Three later collections, Ballads and Other Poems, 1842, The Belfry of Bruges, 1846; and The Seaside and the Fireside, 1850, comprise most of what is noteworthy in Longfellow’s minor poetry. The first of these embraced, together with some renderings from the German and the Scandinavian languages, specimens of stronger original work than the author had yet put forth; namely, the two powerful ballads of The Skeleton in Armor and The Wreck of the Hesperus. The former of these, written in the swift leaping meter of Drayton’s Ode to the Cambro Britons on their Harp, was suggested by the digging up of a mail-clad skeleton at Fall River—a circumstance which the poet linked with the traditions about the Round Tower at Newport, thus giving to the whole the spirit of a Norse viking song of war and of the sea. The Wreck of the Hesperus was occasioned by the news of shipwrecks on the coast near Gloucester and by the name of a reef—“Norman’s Woe”—where many of them took place. It was written one night between twelve and three, and cost the poet, he said, “hardly an effort.” Indeed, it is the spontaneous ease and grace, the unfailing taste of Longfellow’s lines, which are their best technical quality. There is nothing obscure or esoteric about his poetry. If there is little passion or intellectual depth, there is always genuine poetic feeling, often a very high order of imagination, and almost invariably the choice of the right word. In this volume were also included The Village Blacksmith and Excelsior. The latter, and the Psalm of Life, have had a “damnable iteration” which causes them to figure as Longfellow’s most popular pieces. They are by no means, however, among his best. They are vigorously expressed common-places of that hortatory kind which passes for poetry, but is, in reality, a vague species of preaching.

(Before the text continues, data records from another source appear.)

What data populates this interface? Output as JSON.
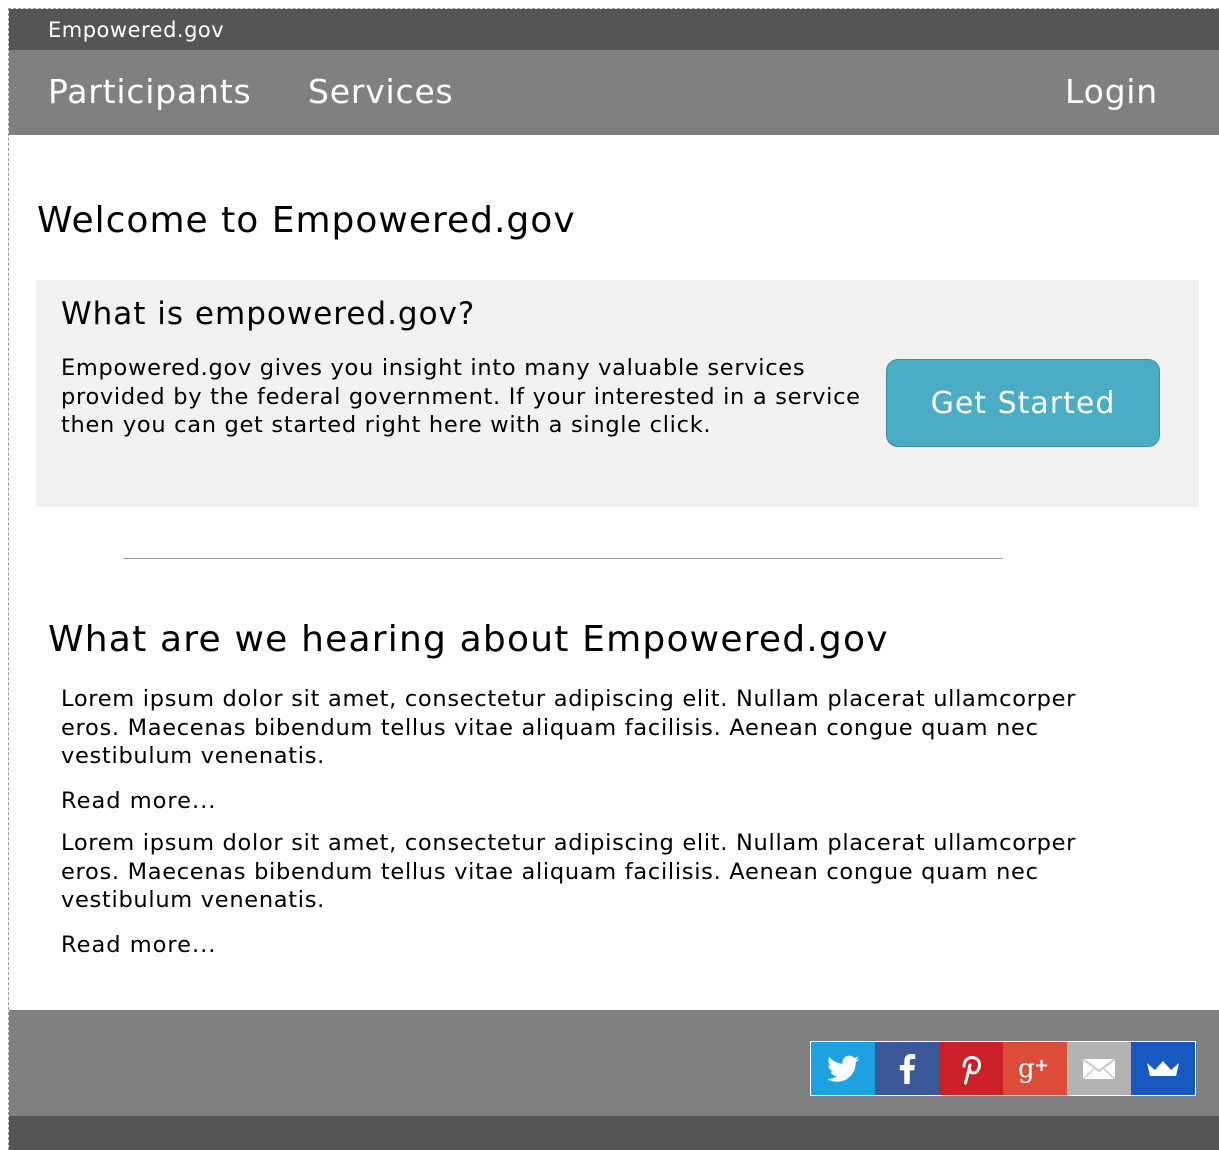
{
  "site": {
    "name": "Empowered.gov"
  },
  "nav": {
    "participants": "Participants",
    "services": "Services",
    "login": "Login"
  },
  "welcome_title": "Welcome to Empowered.gov",
  "intro": {
    "title": "What is empowered.gov?",
    "text": "Empowered.gov gives you insight into many valuable services provided by the federal government. If your interested in a service then you can get started right here with a single click.",
    "button_label": "Get Started"
  },
  "hearing": {
    "title": "What are we hearing about Empowered.gov",
    "items": [
      {
        "text": "Lorem ipsum dolor sit amet, consectetur adipiscing elit. Nullam placerat ullamcorper eros. Maecenas bibendum tellus vitae aliquam facilisis. Aenean congue quam nec vestibulum venenatis.",
        "link": "Read more..."
      },
      {
        "text": "Lorem ipsum dolor sit amet, consectetur adipiscing elit. Nullam placerat ullamcorper eros. Maecenas bibendum tellus vitae aliquam facilisis. Aenean congue quam nec vestibulum venenatis.",
        "link": "Read more..."
      }
    ]
  },
  "social": [
    {
      "icon": "twitter-icon",
      "color": "#1da1e2"
    },
    {
      "icon": "facebook-icon",
      "color": "#3b5998"
    },
    {
      "icon": "pinterest-icon",
      "color": "#cb2027"
    },
    {
      "icon": "google-plus-icon",
      "color": "#dd4b39"
    },
    {
      "icon": "email-icon",
      "color": "#b3b3b3"
    },
    {
      "icon": "crown-icon",
      "color": "#1759c0"
    }
  ],
  "colors": {
    "topbar": "#555555",
    "navbar": "#808080",
    "info_box": "#f1f1f1",
    "button": "#4bacc6"
  }
}
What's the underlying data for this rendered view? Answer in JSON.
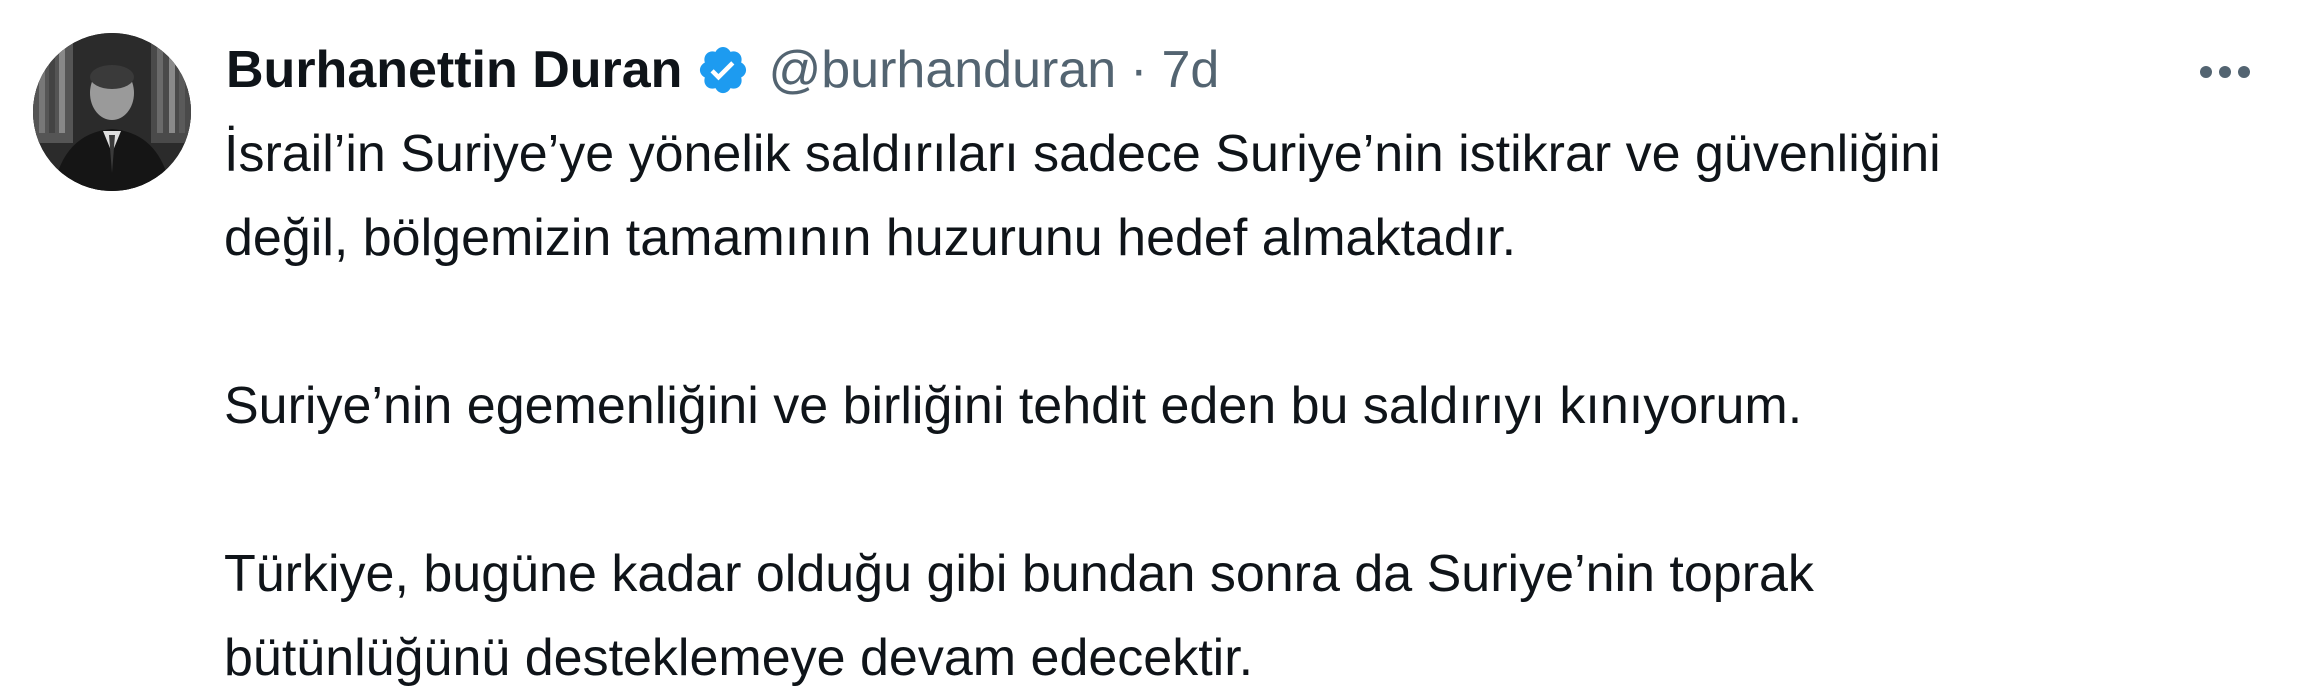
{
  "tweet": {
    "author": {
      "display_name": "Burhanettin Duran",
      "handle": "@burhanduran",
      "verified": true,
      "verified_icon": "verified-badge-icon",
      "verified_color": "#1d9bf0"
    },
    "separator": "·",
    "time": "7d",
    "more_icon": "more-horizontal-icon",
    "body": {
      "p1_line1": "İsrail’in Suriye’ye yönelik saldırıları sadece Suriye’nin istikrar ve güvenliğini",
      "p1_line2": "değil, bölgemizin tamamının huzurunu hedef almaktadır.",
      "p2_line1": "Suriye’nin egemenliğini ve birliğini tehdit eden bu saldırıyı kınıyorum.",
      "p3_line1": "Türkiye, bugüne kadar olduğu gibi bundan sonra da Suriye’nin toprak",
      "p3_line2": "bütünlüğünü desteklemeye devam edecektir."
    }
  },
  "colors": {
    "text_primary": "#0f1419",
    "text_secondary": "#536471",
    "background": "#ffffff"
  }
}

In The Belfry of Bruges and The Seaside and the Fireside the translations were still kept up, and among the original pieces were The Occupation of Orion—the most imaginative of all Longfellow’s poems; Seaweed, which has very noble stanzas, the favorite Old Clock on the Stairs, The Building of the Ship, with its magnificent closing apostrophe to the Union, and The Fire of Driftwood, the subtlest in feeling of any thing that the poet ever wrote. With these were verses of a more familiar quality, such as The Bridge, Resignation, and The Day Is Done, and many others, all reflecting moods of gentle and pensive sentiment, and drawing from analogies in nature or in legend lessons which, if somewhat obvious, were expressed with perfect art. Like Keats, he apprehended every thing on its beautiful side. Longfellow was all poet. Like Ophelia in Hamlet,
“Thought and affection, passion,
hell itself,
He turns to favor and to prettiness.”